• Avalanche struggles to sustain growth as newer Layer 1 and Ethereum Layer 2 solutions gain traction.

  • Cardano’s slow dApp rollout and low on-chain activity raise concerns about future adoption and scalability.

  • Solana’s repeated outages and developer exits challenge its position as a high-speed DeFi platform.

Crypto portfolios to see if their investments are sustainable. Driven by changes in technology, laws and what investors think, some digital assets might now be misaligned with a company’s growth strategies. This paper explores five digital currencies Avalanche (AVAX), Cardano (ADA), Shiba Inu (SHIB), Solana (SOL) and Dogecoin (DOGE) that could fit well into a portfolio rebalance.

Avalanche (AVAX) network competes in a crowded market.

Source : CoinMarketcap

Avalanche (AVAX) is a well-known platform that has three types of blockchains called X-Chain, C-Chain, and P-Chain, each built for a particular function. Having multiple chains increases the system’s capacity to 6,500 transactions per second, without compromising decentralization. The use of various consensus methods on its chains stands apart from what Bitcoin and Ethereum did with their older models.

Avalanche was built on technology, it now has to deal with new Layer 1 networks and changing Layer 2 options on Ethereum. It added numerous Ethereum-based DeFi projects, but the ecosystem has yet to record lasting growth in areas like real-world asset tokenization and zero-knowledge technology. If investors track developments and activity on-chain, it could be seen that AVAX is not driving the most new developments in the market by 2025.

Cardano (ADA): Movements Are Blocked By Project Development Issues

Source : CoinMarketcap

Cardano (ADA) is appreciated for having a clear structure that follows peer-reviewed research. The PoS mechanism is used in blockchain to reach consensus and it has strived to become both safe and environmentally friendly. The network offered more features by upgrading with Shelley to make the project less centralized and Alonzo to enable smart contract use.
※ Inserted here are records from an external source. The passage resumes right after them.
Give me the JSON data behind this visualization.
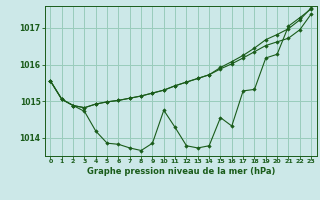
{
  "title": "Graphe pression niveau de la mer (hPa)",
  "bg_color": "#cce8e8",
  "grid_color": "#99ccbb",
  "line_color": "#1a5c1a",
  "marker_color": "#1a5c1a",
  "xlim": [
    -0.5,
    23.5
  ],
  "ylim": [
    1013.5,
    1017.6
  ],
  "yticks": [
    1014,
    1015,
    1016,
    1017
  ],
  "xticks": [
    0,
    1,
    2,
    3,
    4,
    5,
    6,
    7,
    8,
    9,
    10,
    11,
    12,
    13,
    14,
    15,
    16,
    17,
    18,
    19,
    20,
    21,
    22,
    23
  ],
  "series": [
    [
      1015.55,
      1015.05,
      1014.88,
      1014.72,
      1014.18,
      1013.85,
      1013.82,
      1013.72,
      1013.65,
      1013.85,
      1014.75,
      1014.28,
      1013.78,
      1013.72,
      1013.78,
      1014.55,
      1014.32,
      1015.28,
      1015.32,
      1016.18,
      1016.28,
      1017.05,
      1017.28,
      1017.52
    ],
    [
      1015.55,
      1015.05,
      1014.88,
      1014.82,
      1014.92,
      1014.98,
      1015.02,
      1015.08,
      1015.14,
      1015.22,
      1015.3,
      1015.42,
      1015.52,
      1015.62,
      1015.72,
      1015.88,
      1016.02,
      1016.18,
      1016.35,
      1016.52,
      1016.62,
      1016.72,
      1016.95,
      1017.38
    ],
    [
      1015.55,
      1015.05,
      1014.88,
      1014.82,
      1014.92,
      1014.98,
      1015.02,
      1015.08,
      1015.14,
      1015.22,
      1015.3,
      1015.42,
      1015.52,
      1015.62,
      1015.72,
      1015.92,
      1016.08,
      1016.25,
      1016.45,
      1016.68,
      1016.82,
      1016.98,
      1017.22,
      1017.55
    ]
  ]
}
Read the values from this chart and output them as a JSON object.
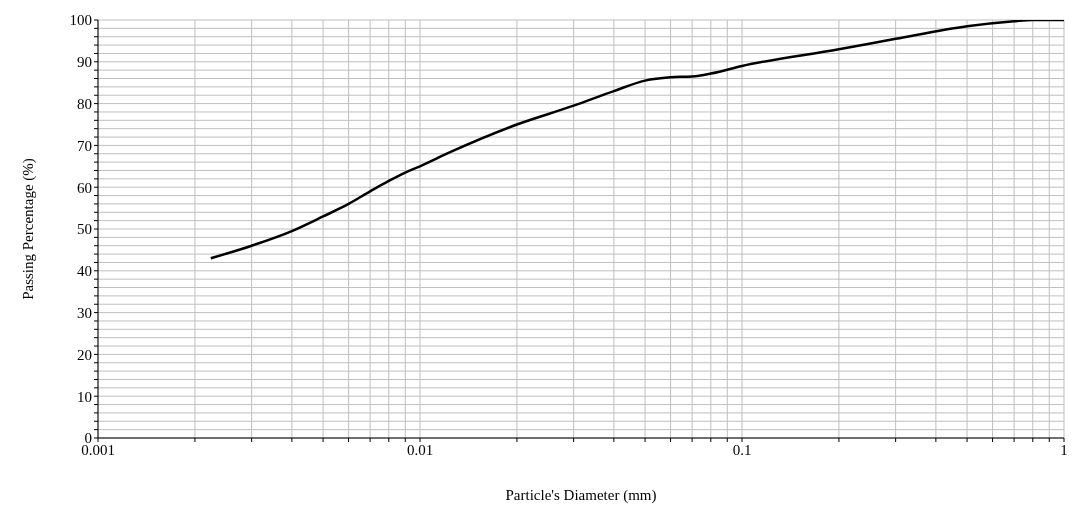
{
  "chart_data": {
    "type": "line",
    "xlabel": "Particle's Diameter (mm)",
    "ylabel": "Passing Percentage (%)",
    "log": "x",
    "grid": true,
    "marker": "none",
    "line_style": "solid",
    "legend": false,
    "series": [
      {
        "color": "#000000",
        "x": [
          0.00224,
          0.003,
          0.004,
          0.005,
          0.006,
          0.007,
          0.008,
          0.009,
          0.01,
          0.0125,
          0.02,
          0.03,
          0.04,
          0.05,
          0.06,
          0.07,
          0.08,
          0.1,
          0.2,
          0.3,
          0.5,
          0.7,
          0.8,
          1
        ],
        "values": [
          43,
          46,
          49.5,
          53,
          56,
          59,
          61.5,
          63.5,
          65,
          68.5,
          75,
          79.5,
          83,
          85.5,
          86.3,
          86.5,
          87.2,
          89,
          93,
          95.5,
          98.5,
          99.7,
          100,
          100
        ]
      }
    ],
    "xlim": [
      0.001,
      1
    ],
    "xticks": [
      0.001,
      {
        "value": 0.002,
        "label": null
      },
      {
        "value": 0.003,
        "label": null
      },
      {
        "value": 0.004,
        "label": null
      },
      {
        "value": 0.005,
        "label": null
      },
      {
        "value": 0.006,
        "label": null
      },
      {
        "value": 0.007,
        "label": null
      },
      {
        "value": 0.008,
        "label": null
      },
      {
        "value": 0.009,
        "label": null
      },
      0.01,
      {
        "value": 0.02,
        "label": null
      },
      {
        "value": 0.03,
        "label": null
      },
      {
        "value": 0.04,
        "label": null
      },
      {
        "value": 0.05,
        "label": null
      },
      {
        "value": 0.06,
        "label": null
      },
      {
        "value": 0.07,
        "label": null
      },
      {
        "value": 0.08,
        "label": null
      },
      {
        "value": 0.09,
        "label": null
      },
      0.1,
      {
        "value": 0.2,
        "label": null
      },
      {
        "value": 0.3,
        "label": null
      },
      {
        "value": 0.4,
        "label": null
      },
      {
        "value": 0.5,
        "label": null
      },
      {
        "value": 0.6,
        "label": null
      },
      {
        "value": 0.7,
        "label": null
      },
      {
        "value": 0.8,
        "label": null
      },
      {
        "value": 0.9,
        "label": null
      },
      1
    ],
    "ylim": [
      0,
      100
    ],
    "yticks": [
      0,
      {
        "value": 2,
        "label": null
      },
      {
        "value": 4,
        "label": null
      },
      {
        "value": 6,
        "label": null
      },
      {
        "value": 8,
        "label": null
      },
      10,
      {
        "value": 12,
        "label": null
      },
      {
        "value": 14,
        "label": null
      },
      {
        "value": 16,
        "label": null
      },
      {
        "value": 18,
        "label": null
      },
      20,
      {
        "value": 22,
        "label": null
      },
      {
        "value": 24,
        "label": null
      },
      {
        "value": 26,
        "label": null
      },
      {
        "value": 28,
        "label": null
      },
      30,
      {
        "value": 32,
        "label": null
      },
      {
        "value": 34,
        "label": null
      },
      {
        "value": 36,
        "label": null
      },
      {
        "value": 38,
        "label": null
      },
      40,
      {
        "value": 42,
        "label": null
      },
      {
        "value": 44,
        "label": null
      },
      {
        "value": 46,
        "label": null
      },
      {
        "value": 48,
        "label": null
      },
      50,
      {
        "value": 52,
        "label": null
      },
      {
        "value": 54,
        "label": null
      },
      {
        "value": 56,
        "label": null
      },
      {
        "value": 58,
        "label": null
      },
      60,
      {
        "value": 62,
        "label": null
      },
      {
        "value": 64,
        "label": null
      },
      {
        "value": 66,
        "label": null
      },
      {
        "value": 68,
        "label": null
      },
      70,
      {
        "value": 72,
        "label": null
      },
      {
        "value": 74,
        "label": null
      },
      {
        "value": 76,
        "label": null
      },
      {
        "value": 78,
        "label": null
      },
      80,
      {
        "value": 82,
        "label": null
      },
      {
        "value": 84,
        "label": null
      },
      {
        "value": 86,
        "label": null
      },
      {
        "value": 88,
        "label": null
      },
      90,
      {
        "value": 92,
        "label": null
      },
      {
        "value": 94,
        "label": null
      },
      {
        "value": 96,
        "label": null
      },
      {
        "value": 98,
        "label": null
      },
      100
    ]
  }
}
Yet, some people have criticized the project because its main activities are taking too much time to be delivered. Ethereum and certain similar projects have improved smart contracts and easy scaling, but Cardano has had difficulty making its dApp ecosystem appealing. Not many transactions are happening on the network, and higher frequency upgrades on newer platforms have encouraged developers to look elsewhere.

Shiba Inu (SHIB) Experiences Limitations with U.S. Payment Service

Source : CoinMarketcap

SHIB began in 2020 as a meme cryptocurrency and soon attracted a wide fan base. As celebrities talked about the project and it became very popular online, more stores offered it and it was listed on major exchange platforms. Because SHIB operates on Ethereum, it is now being used for payments at hundreds of businesses, directly or indirectly.

SHIB’s utility remains constrained compared to more advanced DeFi or infrastructure tokens. The project has introduced products such as ShibaSwap and a metaverse component, but broader developer participation remains limited. With market focus shifting to real-world use cases, artificial intelligence integrations, and ecosystem composability, SHIB’s meme-driven identity may limit future performance.

Solana (SOL) Balances Performance With Stability Concerns

Source : CoinMarketcap

Solana was launched to enable many transactions and useful decentralized applications. Merging proof-of-history (PoH) and proof-of-stake (PoS) was designed to tackle both the wait times and expense problems faced in decentralized finance. Developers and institutions have shown interest in the protocol since its launch, mainly because it executes fast and efficiently.

Nevertheless, the network has experienced multiple outages and reliability concerns, which have impacted its perception in enterprise and DeFi markets. While upgrades are being implemented to improve network resilience, the repeated downtime issues have contributed to developer migration to other chains. As competition increases and alternative Layer 1s offer comparable throughput with stronger uptime, investors may reconsider exposure to SOL based on operational consistency.